_di Giovanni Flamini.
Ma porca puttana!
Verrebbe da esordire così, nell’incomparabile stile di quel critico musicale (anche se di critico ha solo il livello del suo gusto artistico) che ha imbrattato le pagine virtuali di un noto giornale online in questi giorni. Forse sarà capitato anche a voi di leggere l’articolo a cui mi riferisco: quello di Michele Monina su Linkiesta con la foto di copertina di un brizzolatissimo Eros Ramazzotti intento a suonare uno dei suoi “proverbiali” assoli alla chitarra elettrica.
Ecco, se già l’accostamento Monina – Ramazzotti fa tremare le pareti, a farle crollare definitivamente è il contenuto di questo feuilleton romantico-decadente, in cui Monina lascia andare completamente le difese e dichiara il suo amore incondizionato, nonché la sua profonda, profondissima nostalgia, nei confronti del mai abbastanza lodato pop italico di inizio millennio.
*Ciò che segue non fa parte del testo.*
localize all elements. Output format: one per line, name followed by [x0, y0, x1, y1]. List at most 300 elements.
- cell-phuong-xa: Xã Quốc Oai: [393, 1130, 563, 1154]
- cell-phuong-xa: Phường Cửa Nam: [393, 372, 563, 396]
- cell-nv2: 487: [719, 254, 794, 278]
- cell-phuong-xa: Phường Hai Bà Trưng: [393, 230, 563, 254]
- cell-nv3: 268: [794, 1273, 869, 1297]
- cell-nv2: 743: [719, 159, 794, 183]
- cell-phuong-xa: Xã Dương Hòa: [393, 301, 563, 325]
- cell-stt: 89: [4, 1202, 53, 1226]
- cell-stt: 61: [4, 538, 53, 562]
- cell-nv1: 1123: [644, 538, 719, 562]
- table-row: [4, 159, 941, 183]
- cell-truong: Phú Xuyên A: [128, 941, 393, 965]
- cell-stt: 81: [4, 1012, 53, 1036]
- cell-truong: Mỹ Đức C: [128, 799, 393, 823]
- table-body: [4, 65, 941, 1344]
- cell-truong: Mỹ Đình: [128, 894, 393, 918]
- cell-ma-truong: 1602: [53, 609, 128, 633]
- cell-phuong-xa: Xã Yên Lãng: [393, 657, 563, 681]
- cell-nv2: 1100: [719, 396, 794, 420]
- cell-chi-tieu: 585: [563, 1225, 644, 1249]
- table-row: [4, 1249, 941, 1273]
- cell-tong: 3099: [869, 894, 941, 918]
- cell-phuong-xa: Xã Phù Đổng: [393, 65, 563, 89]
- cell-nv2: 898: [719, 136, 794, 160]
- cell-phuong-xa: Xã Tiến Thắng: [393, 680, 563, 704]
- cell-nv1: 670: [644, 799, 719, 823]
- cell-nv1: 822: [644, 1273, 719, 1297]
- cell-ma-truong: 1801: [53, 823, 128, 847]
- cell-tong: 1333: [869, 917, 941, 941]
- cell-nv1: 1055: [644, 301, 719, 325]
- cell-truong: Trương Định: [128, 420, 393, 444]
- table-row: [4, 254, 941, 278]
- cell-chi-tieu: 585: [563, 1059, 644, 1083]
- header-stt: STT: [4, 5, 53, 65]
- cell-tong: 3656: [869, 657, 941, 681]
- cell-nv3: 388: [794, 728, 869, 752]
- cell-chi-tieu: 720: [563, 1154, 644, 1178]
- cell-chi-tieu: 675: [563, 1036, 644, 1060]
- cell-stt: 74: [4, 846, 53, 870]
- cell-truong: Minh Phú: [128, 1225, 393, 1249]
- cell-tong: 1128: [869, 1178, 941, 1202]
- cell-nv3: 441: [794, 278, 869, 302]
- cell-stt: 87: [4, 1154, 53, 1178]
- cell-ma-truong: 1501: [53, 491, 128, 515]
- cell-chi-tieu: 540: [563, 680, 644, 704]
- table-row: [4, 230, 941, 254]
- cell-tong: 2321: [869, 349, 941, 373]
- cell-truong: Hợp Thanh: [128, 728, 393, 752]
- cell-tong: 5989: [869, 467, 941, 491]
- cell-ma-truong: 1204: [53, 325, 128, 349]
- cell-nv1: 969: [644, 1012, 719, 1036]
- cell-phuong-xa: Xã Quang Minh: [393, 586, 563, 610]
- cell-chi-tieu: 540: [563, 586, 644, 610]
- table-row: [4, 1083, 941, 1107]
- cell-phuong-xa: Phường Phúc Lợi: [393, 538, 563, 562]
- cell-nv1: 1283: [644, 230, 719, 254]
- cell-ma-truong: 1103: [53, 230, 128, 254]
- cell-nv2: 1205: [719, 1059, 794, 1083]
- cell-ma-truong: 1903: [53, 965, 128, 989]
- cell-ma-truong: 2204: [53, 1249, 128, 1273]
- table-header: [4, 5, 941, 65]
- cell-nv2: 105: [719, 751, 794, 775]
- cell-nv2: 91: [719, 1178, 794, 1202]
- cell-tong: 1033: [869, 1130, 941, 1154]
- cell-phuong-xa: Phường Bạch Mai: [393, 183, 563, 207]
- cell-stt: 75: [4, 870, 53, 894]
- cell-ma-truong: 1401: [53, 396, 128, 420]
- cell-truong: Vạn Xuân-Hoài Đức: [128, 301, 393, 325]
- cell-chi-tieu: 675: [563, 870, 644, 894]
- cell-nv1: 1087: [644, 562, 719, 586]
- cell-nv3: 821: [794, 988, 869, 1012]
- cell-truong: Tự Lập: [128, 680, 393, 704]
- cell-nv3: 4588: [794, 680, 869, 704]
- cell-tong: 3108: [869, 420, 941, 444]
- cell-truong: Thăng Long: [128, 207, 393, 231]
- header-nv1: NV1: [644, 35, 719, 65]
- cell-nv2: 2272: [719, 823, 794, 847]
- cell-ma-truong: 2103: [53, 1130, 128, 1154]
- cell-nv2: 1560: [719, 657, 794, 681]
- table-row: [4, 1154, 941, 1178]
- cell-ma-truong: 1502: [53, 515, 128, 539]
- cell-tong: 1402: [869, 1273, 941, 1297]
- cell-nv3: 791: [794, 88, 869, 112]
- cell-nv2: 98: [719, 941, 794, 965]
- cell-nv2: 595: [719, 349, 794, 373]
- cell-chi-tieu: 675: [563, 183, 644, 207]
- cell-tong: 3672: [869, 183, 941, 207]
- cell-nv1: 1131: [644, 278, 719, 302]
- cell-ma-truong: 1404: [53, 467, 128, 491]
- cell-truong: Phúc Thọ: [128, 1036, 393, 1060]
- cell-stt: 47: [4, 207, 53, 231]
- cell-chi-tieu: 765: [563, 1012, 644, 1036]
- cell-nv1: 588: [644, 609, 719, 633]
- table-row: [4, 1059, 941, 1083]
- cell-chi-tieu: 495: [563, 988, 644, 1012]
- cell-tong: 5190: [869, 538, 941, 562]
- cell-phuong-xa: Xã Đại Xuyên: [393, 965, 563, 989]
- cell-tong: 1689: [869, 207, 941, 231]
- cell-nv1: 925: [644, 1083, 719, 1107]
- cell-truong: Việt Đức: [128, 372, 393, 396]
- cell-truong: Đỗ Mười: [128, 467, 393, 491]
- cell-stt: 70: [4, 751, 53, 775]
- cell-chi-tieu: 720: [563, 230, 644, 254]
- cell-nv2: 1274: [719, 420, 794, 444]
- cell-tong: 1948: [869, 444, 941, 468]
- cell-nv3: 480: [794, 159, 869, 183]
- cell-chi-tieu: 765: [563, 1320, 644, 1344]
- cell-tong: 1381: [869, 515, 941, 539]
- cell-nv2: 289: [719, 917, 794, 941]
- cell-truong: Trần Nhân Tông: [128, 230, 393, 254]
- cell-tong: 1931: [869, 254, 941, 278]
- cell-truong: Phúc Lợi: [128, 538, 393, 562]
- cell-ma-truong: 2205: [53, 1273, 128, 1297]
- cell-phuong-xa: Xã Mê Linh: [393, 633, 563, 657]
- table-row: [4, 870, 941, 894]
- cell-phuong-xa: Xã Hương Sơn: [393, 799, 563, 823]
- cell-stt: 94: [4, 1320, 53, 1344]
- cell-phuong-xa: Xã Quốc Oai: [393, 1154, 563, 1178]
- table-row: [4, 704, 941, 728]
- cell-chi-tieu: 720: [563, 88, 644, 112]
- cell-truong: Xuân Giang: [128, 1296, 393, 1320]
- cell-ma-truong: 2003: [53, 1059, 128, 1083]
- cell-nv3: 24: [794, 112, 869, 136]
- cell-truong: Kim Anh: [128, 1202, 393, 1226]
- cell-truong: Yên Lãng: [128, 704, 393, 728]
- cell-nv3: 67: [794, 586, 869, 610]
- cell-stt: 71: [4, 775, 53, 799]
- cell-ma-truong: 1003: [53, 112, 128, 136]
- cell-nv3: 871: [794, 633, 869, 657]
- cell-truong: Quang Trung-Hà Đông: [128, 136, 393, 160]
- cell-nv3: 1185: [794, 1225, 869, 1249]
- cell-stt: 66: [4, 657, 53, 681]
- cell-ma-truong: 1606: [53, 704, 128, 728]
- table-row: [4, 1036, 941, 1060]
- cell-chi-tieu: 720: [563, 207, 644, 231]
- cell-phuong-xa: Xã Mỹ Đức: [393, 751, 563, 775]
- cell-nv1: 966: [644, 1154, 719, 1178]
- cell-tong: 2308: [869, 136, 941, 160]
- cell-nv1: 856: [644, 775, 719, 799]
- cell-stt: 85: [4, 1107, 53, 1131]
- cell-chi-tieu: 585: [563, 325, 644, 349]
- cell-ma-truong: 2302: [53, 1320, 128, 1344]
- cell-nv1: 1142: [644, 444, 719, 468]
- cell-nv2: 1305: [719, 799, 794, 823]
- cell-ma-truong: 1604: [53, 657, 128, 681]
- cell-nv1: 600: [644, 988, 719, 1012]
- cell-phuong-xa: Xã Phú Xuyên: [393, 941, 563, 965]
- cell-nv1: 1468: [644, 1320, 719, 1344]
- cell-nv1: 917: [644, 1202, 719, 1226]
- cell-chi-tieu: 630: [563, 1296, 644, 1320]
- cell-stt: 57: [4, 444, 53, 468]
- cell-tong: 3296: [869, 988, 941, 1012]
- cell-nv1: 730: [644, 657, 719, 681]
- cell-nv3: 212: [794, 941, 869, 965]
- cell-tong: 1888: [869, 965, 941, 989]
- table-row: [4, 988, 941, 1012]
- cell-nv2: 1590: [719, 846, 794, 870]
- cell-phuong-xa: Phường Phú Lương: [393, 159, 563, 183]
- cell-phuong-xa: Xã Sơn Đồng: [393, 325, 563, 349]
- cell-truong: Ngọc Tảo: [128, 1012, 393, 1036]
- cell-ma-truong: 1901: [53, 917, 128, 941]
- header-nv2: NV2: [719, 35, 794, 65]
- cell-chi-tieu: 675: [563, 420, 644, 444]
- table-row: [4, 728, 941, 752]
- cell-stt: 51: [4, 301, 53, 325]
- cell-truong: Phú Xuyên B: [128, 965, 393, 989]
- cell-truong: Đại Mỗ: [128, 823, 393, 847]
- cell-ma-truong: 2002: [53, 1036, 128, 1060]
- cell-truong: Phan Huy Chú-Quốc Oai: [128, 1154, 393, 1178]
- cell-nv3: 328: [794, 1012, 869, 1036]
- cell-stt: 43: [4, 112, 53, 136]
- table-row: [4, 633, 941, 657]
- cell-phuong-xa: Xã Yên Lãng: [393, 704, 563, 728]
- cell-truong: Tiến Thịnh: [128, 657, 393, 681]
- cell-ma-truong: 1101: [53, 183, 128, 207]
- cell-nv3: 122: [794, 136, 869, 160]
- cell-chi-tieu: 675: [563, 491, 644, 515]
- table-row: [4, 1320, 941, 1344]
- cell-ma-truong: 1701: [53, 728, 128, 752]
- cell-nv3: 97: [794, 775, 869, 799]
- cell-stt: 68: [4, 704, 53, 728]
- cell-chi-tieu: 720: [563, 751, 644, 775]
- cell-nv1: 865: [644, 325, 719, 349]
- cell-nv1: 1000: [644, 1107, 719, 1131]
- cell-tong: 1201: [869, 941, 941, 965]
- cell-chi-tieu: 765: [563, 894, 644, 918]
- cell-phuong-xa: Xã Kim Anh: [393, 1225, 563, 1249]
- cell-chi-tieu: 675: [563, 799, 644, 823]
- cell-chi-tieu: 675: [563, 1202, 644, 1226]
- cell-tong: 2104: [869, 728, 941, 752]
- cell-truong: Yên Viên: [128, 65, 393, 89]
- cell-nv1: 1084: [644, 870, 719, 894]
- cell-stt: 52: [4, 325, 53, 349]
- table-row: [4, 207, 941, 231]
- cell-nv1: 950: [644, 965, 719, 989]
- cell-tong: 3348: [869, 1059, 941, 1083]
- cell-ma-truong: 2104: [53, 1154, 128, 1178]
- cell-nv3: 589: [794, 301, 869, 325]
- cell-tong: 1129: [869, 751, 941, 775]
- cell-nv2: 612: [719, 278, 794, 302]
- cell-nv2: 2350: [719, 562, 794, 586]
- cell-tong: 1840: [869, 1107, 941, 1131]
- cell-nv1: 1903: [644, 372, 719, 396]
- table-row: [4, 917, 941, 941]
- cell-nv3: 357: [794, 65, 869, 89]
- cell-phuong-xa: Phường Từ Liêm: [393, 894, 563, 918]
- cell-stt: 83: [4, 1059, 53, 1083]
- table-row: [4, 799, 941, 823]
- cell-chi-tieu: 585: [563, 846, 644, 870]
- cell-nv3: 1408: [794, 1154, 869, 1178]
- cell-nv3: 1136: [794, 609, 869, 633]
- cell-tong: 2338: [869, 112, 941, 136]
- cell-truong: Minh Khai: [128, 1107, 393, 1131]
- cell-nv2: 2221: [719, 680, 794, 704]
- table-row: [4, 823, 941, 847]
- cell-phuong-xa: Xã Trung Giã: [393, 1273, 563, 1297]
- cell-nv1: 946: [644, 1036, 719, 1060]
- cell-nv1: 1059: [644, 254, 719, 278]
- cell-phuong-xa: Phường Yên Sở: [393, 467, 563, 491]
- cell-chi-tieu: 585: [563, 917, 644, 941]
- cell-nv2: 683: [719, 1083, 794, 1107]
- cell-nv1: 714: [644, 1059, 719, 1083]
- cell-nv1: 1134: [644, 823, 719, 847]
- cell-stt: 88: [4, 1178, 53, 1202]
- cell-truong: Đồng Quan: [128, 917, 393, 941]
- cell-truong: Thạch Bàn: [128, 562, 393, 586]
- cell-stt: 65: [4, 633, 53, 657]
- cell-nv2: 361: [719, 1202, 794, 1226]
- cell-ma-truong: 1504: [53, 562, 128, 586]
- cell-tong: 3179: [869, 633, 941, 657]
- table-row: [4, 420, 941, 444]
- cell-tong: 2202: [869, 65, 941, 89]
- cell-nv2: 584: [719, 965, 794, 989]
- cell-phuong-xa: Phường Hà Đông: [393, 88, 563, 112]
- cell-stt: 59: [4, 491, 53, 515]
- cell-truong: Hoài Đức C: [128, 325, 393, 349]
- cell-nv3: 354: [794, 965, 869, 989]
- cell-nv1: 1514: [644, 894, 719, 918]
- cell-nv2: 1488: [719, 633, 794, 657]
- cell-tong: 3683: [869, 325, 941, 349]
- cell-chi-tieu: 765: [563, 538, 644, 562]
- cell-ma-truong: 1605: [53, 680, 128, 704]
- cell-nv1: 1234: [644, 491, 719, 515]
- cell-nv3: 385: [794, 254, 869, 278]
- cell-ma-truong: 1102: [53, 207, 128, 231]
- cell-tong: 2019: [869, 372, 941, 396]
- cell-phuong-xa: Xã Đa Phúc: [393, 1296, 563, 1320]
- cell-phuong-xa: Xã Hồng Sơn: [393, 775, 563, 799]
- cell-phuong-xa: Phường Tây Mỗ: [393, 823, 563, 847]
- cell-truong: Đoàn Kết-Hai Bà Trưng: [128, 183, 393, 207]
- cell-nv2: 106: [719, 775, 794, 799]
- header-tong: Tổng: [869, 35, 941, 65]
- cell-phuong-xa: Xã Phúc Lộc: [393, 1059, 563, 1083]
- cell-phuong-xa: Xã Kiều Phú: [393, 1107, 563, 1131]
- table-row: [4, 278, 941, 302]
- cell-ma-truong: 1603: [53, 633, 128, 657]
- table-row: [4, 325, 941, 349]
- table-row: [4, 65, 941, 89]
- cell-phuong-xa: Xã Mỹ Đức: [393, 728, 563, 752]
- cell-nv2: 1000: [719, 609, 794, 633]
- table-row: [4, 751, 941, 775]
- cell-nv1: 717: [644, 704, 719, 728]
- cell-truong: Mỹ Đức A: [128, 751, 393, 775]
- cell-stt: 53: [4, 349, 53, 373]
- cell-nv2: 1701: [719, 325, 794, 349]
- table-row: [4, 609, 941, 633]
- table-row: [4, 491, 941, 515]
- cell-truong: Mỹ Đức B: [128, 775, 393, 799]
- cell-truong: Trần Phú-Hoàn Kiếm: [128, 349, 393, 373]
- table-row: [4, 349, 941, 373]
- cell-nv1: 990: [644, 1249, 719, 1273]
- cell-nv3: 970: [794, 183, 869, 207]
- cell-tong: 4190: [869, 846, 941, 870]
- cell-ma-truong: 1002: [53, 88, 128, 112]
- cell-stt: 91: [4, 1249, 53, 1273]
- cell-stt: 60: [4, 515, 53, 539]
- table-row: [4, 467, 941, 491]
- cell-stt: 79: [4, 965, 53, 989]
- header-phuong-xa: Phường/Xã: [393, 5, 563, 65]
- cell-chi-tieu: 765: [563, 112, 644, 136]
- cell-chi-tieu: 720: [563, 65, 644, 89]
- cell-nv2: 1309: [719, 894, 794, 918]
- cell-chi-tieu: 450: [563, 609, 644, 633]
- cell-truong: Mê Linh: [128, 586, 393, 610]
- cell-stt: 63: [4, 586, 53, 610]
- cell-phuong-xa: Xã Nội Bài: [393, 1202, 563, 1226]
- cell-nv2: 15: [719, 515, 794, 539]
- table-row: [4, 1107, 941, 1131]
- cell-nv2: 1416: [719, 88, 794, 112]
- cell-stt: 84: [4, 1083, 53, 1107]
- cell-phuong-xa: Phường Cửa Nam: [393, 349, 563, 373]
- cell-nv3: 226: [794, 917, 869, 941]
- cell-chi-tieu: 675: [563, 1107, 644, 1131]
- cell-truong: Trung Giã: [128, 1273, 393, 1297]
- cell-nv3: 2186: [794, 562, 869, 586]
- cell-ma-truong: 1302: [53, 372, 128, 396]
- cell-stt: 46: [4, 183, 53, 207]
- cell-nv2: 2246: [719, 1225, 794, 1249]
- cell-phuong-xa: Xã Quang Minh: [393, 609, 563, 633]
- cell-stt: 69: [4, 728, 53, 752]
L’inizio è quanto mai pomposo: Monina comincia la sua argomentazione dipingendo un affresco apocalittico, quello della fine della musica. La sostanza di quello che segue, poi, è questa: il mercato discografico non si è rinnovato, la rete la fa da padrone, la rete, a quanto pare, è capace di produrre solo immondizia e sciatteria, il mercato discografico si è accorto troppo tardi che alla gente piaceva di più questa presunta sciatteria rispetto alle ballatone patinate, ergo, i cantanti che un tempo erano celebrati con parate e corone d’alloro immaginarie (ma che ben avrebbero potuto essere reali) sono caduti nel dimenticatoio, non riuscendo a coinvolgere chiunque non abbia almeno 40 anni d’età, un divorzio alle spalle e una vita che poggia le proprie fondamenta su frasi retoriche da meme su Facebook. Ergo, per quadrare il cerchio, questa, per la somma penna di Monina, sarebbe la fine della musica.
Il tutto scritto nel suo incomparabile stile a là Lester Bangs, che finisce, però, per assomigliare molto di più a un monologo di Luca Giurato, con tutto il rispetto per Luca Giurato.
Ora, Michè, la domanda che viene da fare è questa: ma stai facendo sul serio? Cioè, veramente? Tu che vai a fare le interviste con le maglie dei Misfits e dei Sex Pistols, adesso ti metti a invocare la fine della musica perché Elisa e Eros Ramazzotti, deo gratias, non se li caga più nessuno?
Non lo capisco. Non ti capisco. Personalmente, è da quando ho iniziato ad appassionarmi alla musica che sogno di ballare con la mia generazione sulle tombe (musicali, ovvio) di questo insulso pop da stadio, che per volontà divina e per lo spirito dei tempi, ora assomiglia più a pop da balera. Era una vita che tutti noi stavamo aspettando questo momento.
Che attinenza ha con la realtà un Marco Mengoni, oggi? Quale rilevanza può avere, nel 2018, il nuovo singolo di Elisa? Cosa hanno da dire di così fondamentale sulla nostra vita? Fondamentalmente non ce l’hanno mai avuta. Anche se, nella loro dabbenaggine, ci avrebbero potuto insegnare molto: dal successo straripante che hanno avuto questi personaggi in tempi neanche troppo lontani avremmo dovuto capire quanto in realtà gli italiani siano superficiali e facilmente raggirabili. Una lectio magistralis a cui stiamo assistendo oggi in campi molto più importanti di quello musicale.
Per cui, Michè, giunti a una certa età, forse bisognerebbe smetterla di scrivere di musica. Se non capisci la trap, non scriverne. Se non capisci l’indie, non scriverne. A quale prezzo sei disposto a vendere la tua anima pur di scatenare polemica? Dobbiamo veramente credere che nei tuoi CD masterizzati (che dire playlist è una bestemmia) convivono Anarchy In The UK e Grazie Di Esistere? Io voglio ancora sperare che non sia così. Nonostante tutte le castronerie che dici. Con buona pace di Johnny Rotten.